Cada tarde se sentaban en el escalón del portal de un edificio que amenazaba ruina, conscientes de que en cualquier momento se les vendría encima. Quizás, en su ingenuidad, confiaban en salir indemnes. Allí fumaban algunos cigarrillos y se besaban o se gritaban, según el día. En todo caso, siempre se hacían pedazos.
Aquel portal de Madrid entre Quintana y El Carmen fue durante años su rincón en el mundo, el lugar en el que cientos de veces se prometieron un amor que sabían imposible y, por tanto, indestructible. Por eso insistían en la trampa. Su empeño en quererse era más tozudo que la realidad, que percibían deformada por el filtro de la tristeza. Ella la llevó incrustada en el alma desde que era una niña, y él se enamoró precisamente de esos ojos tristes, en los que nunca aprendió a mirarse.
Desde el principio ambos se contagiaron de lágrimas y se acostumbraron a las madrugadas frías de la pena. Lloraron cada uno de los golpes y nunca se ahorraron un reproche. Lo dieron todo, y todo lo que consiguieron fue nada.

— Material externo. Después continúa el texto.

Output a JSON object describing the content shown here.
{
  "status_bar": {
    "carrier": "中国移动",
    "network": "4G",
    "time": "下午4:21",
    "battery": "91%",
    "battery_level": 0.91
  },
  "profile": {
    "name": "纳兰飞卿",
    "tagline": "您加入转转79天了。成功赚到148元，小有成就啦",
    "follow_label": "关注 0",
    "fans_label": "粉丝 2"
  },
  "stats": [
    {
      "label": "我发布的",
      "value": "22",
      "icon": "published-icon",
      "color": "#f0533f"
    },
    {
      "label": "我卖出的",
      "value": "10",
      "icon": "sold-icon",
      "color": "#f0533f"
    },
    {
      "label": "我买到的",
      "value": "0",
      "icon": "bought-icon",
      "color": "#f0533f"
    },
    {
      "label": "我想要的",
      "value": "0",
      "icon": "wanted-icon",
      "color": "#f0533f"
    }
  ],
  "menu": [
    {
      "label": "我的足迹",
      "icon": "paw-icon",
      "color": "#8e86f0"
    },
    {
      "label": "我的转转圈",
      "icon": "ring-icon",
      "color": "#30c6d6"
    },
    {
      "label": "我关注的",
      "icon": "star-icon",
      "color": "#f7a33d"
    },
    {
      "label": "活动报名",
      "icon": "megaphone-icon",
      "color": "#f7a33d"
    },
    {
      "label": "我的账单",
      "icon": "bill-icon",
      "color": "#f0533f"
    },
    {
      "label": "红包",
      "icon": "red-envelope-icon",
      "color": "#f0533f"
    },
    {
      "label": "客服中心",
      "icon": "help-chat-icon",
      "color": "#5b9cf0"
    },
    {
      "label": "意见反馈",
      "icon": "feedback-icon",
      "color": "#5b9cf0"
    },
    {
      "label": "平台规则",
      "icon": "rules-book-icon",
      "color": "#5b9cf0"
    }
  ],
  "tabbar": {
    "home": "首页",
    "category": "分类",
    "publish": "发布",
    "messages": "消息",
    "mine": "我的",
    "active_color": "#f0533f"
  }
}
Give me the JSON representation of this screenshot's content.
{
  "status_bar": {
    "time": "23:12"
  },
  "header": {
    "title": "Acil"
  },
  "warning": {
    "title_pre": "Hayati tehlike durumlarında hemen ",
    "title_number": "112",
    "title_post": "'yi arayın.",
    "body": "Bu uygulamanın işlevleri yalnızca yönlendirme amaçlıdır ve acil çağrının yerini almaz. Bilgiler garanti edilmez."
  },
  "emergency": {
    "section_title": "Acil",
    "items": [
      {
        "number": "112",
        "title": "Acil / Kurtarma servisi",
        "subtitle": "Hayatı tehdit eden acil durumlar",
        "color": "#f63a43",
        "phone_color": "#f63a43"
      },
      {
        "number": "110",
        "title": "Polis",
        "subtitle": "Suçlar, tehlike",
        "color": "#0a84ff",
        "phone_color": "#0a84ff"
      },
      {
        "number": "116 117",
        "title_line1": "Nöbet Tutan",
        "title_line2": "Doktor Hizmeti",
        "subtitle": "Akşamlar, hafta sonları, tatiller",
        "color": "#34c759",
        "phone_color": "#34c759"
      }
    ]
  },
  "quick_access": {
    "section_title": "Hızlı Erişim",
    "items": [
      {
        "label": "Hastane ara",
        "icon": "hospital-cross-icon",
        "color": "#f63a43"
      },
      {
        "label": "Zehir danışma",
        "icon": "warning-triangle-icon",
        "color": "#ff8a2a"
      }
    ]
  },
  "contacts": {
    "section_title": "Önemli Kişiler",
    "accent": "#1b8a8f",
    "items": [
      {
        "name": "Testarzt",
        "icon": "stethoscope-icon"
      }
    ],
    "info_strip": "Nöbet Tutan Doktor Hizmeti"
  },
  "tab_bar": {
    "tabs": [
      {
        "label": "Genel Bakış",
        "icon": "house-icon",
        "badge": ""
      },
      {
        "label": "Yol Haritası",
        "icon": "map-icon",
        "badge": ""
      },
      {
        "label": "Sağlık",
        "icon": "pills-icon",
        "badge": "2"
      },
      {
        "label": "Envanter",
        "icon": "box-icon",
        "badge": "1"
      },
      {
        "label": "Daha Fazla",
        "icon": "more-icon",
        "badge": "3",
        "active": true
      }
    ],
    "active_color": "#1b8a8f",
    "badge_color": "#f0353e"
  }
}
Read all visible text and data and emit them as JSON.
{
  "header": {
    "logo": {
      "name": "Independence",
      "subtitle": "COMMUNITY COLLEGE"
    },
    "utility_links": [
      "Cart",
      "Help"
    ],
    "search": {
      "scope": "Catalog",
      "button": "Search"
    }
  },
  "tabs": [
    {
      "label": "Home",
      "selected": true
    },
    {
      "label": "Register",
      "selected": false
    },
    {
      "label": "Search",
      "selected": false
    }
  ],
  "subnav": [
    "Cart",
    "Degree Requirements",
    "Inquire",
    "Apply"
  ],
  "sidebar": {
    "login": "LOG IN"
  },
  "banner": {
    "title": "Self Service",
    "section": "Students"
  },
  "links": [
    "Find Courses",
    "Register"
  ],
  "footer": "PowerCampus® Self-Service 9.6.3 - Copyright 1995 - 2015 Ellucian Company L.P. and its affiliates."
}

Una tarde de extraña calma acordaron que, cuando al fin se perdiesen en la inevitable tormenta, volverían a encontrarse en aquel portal. ‘Te estaré esperando aquí’, dijo ella, convencida de su mentira. Media hora después, él se alejó caminando hacia Ventas sabiendo que no cumpliría el trato. Antes de llegar al puente vislumbró el final, y tuvo claro que tenía que hacerlo. Aquella noche fue la última que lo cruzó con lágrimas en la cara.
Remontar el vuelo se hizo difícil, y a veces se buscaron como aviones en tierra. Pero ambos unieron sus fuerzas hasta lograr distanciarse definitivamente. En su afán por destruir, construyeron un final desastroso, un adiós amargo a la altura de su historia. Y nunca volvieron a verse.
Hace poco él regresó al portal de ese edificio que ya no existe. Fue puro azar, no un acto premeditado y tampoco temerario, ni siquiera valiente. Se sabía fuera de peligro porque los escombros de aquella ruina se habían retirado hacía mucho tiempo. Se sentó donde acostumbraban a hacerlo juntos, buscó un pitillo y lo prendió mientras observaba sorprendido cómo había crecido la ciudad. Nunca imaginó que aquellos solares vacíos pudieran algún día albergar los relucientes edificios que, ante sus ojos, se estiraban hacia el sol. Se sintió afortunado, pese a todo, de haber habitado en la penumbra de aquellos ojos tristes. ‘Te estaré esperando aquí’, le había prometido ella. ‘Al final no me mintió’, pensó.
Después se levantó, apuró el cigarrillo y, esbozando una levísima sonrisa, se despidió de la tristeza.